Freshmen defensive back Cristian Conyer, linebacker Jalen Smith and freshman defensive back Jordan Matthews made their debuts against UTSA.

“It was the plan,” head coach Josh Heupel said of the defensive rotation. “I told you guys this past week that the flow of the football game a week ago, the way it transpired, we had planned on rotating more than we did. That could be on coaches, the situation, whatever. It’s going to be physical football games as we go. We’re going to continue to need to play a lot of guys and guys that have a hot hand at whatever position. There will be guys we’ll need in critical moments as this season goes on. But anticipating, again, playing more guys than we did a week ago.”

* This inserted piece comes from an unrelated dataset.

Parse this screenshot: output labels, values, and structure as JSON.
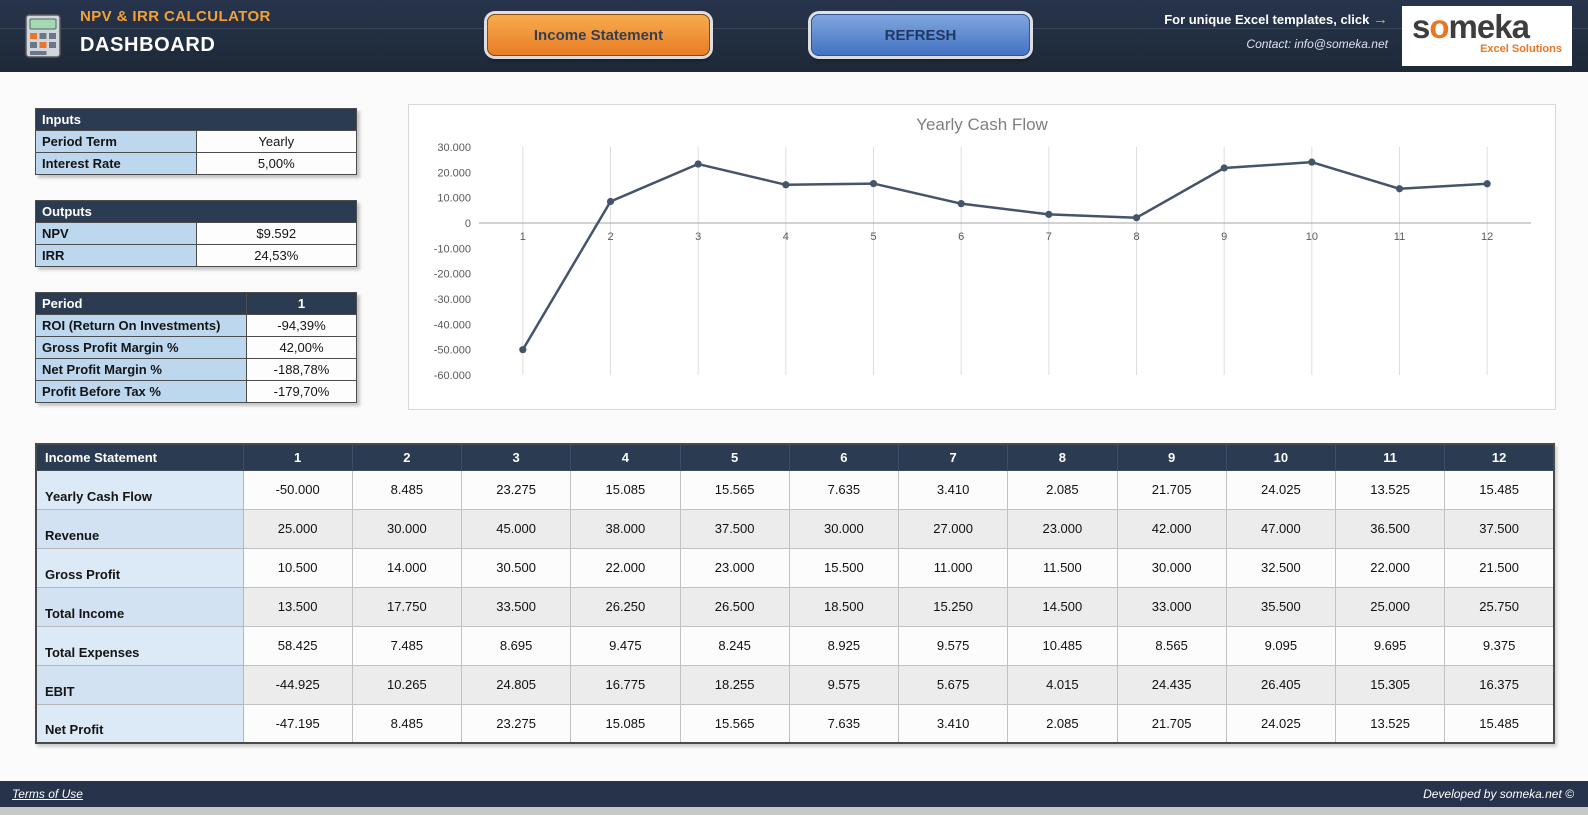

UTSA had 319 total yards against Tennessee. If you take out the two drives where Tennessee’s defense struggled in the third quarter and gave up UTSA touchdowns, the Roadrunners would’ve only finished with 178 yards.

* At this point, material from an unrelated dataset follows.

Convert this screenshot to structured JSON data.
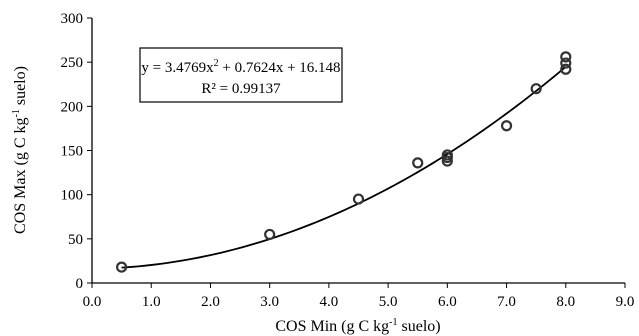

The two drives saw the defense get into a “lull” as Heupel saw it. The defense can take no break in SEC play. The two drives aside, the defense was solid and gave the Vols more confidence heading into South Carolina.

“We took great effort, we really focused on that this week,” Thomas said. “As far as drills, extra film, we made sure that nobody is running the ball on us. We want to just continue to grow in that, because that’s what we pride ourselves on as a defense.”